No último dia 1º de junho, o presidente dos Estados Unidos, Donald Trump, divulgou que conseguiu um acordo entre Israel e o grupo libanês Hezbollah para diminuir a tensão na região. Segundo Trump, o primeiro-ministro israelense, Benjamin Netanyahu, concordou em não enviar tropas a Beirute, enquanto o Hezbollah se comprometeu a interromper os ataques.
Em uma postagem em sua rede social Truth Social, Trump afirmou: “Não haverá tropas indo para Beirute, e qualquer tropa que estivesse a caminho já foi retirada”. A declaração surge após uma ligação que Trump classificou como “muito produtiva” com Netanyahu.

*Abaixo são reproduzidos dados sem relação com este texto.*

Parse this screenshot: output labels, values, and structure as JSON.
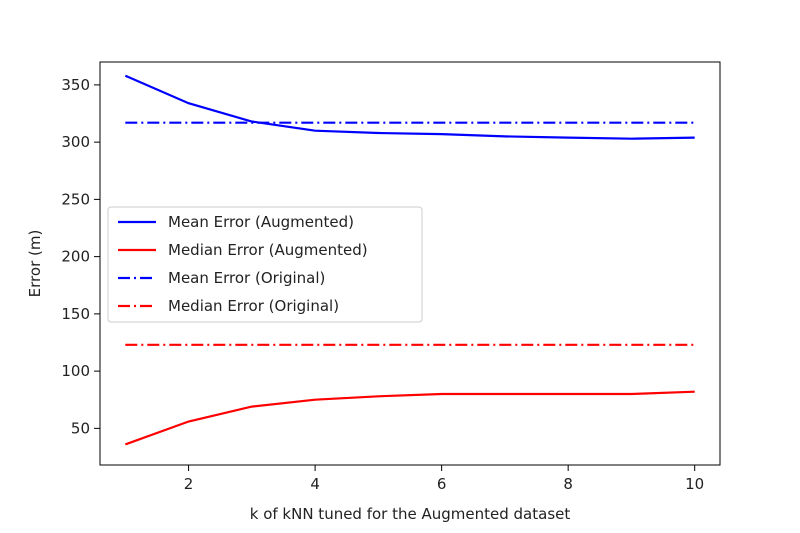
{
  "chart_data": {
    "type": "line",
    "title": "",
    "xlabel": "k of kNN tuned for the Augmented dataset",
    "ylabel": "Error (m)",
    "xlim": [
      0.6,
      10.4
    ],
    "ylim": [
      18,
      370
    ],
    "xticks": [
      2,
      4,
      6,
      8,
      10
    ],
    "yticks": [
      50,
      100,
      150,
      200,
      250,
      300,
      350
    ],
    "grid": false,
    "legend_position": "center-left",
    "x": [
      1,
      2,
      3,
      4,
      5,
      6,
      7,
      8,
      9,
      10
    ],
    "series": [
      {
        "name": "Mean Error (Augmented)",
        "color": "#0000ff",
        "style": "solid",
        "values": [
          358,
          334,
          318,
          310,
          308,
          307,
          305,
          304,
          303,
          304
        ]
      },
      {
        "name": "Median Error (Augmented)",
        "color": "#ff0000",
        "style": "solid",
        "values": [
          36,
          56,
          69,
          75,
          78,
          80,
          80,
          80,
          80,
          82
        ]
      },
      {
        "name": "Mean Error (Original)",
        "color": "#0000ff",
        "style": "dashdot",
        "values": [
          317,
          317,
          317,
          317,
          317,
          317,
          317,
          317,
          317,
          317
        ]
      },
      {
        "name": "Median Error (Original)",
        "color": "#ff0000",
        "style": "dashdot",
        "values": [
          123,
          123,
          123,
          123,
          123,
          123,
          123,
          123,
          123,
          123
        ]
      }
    ]
  }
}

Além disso, Trump mencionou que também teve uma conversa positiva com representantes do Hezbollah, destacando que o grupo concordou em cessar todos os combates. “Israel não os atacará e eles não atacarão Israel”, afirmou o presidente americano.
Trump ressaltou que as negociações estão em andamento, com um ritmo acelerado, incluindo diálogos com a República Islâmica do Irã. Ele expressou gratidão pelo foco dado a esse assunto, indicando a importância das discussões para a estabilidade na região.
O acordo, se mantido, poderá representar um avanço significativo na relação entre Israel e o Hezbollah, que historicamente têm sido adversários. A situação no Oriente Médio é complexa, e qualquer movimento que vise a paz e a redução de conflitos é observado com atenção pela comunidade internacional.
Enquanto isso, a repercussão das declarações de Trump pode impactar outras dinâmicas no cenário político global, especialmente em relação às alianças no Oriente Médio. A expectativa é que os próximos dias tragam mais informações sobre a evolução deste acordo e suas possíveis consequências.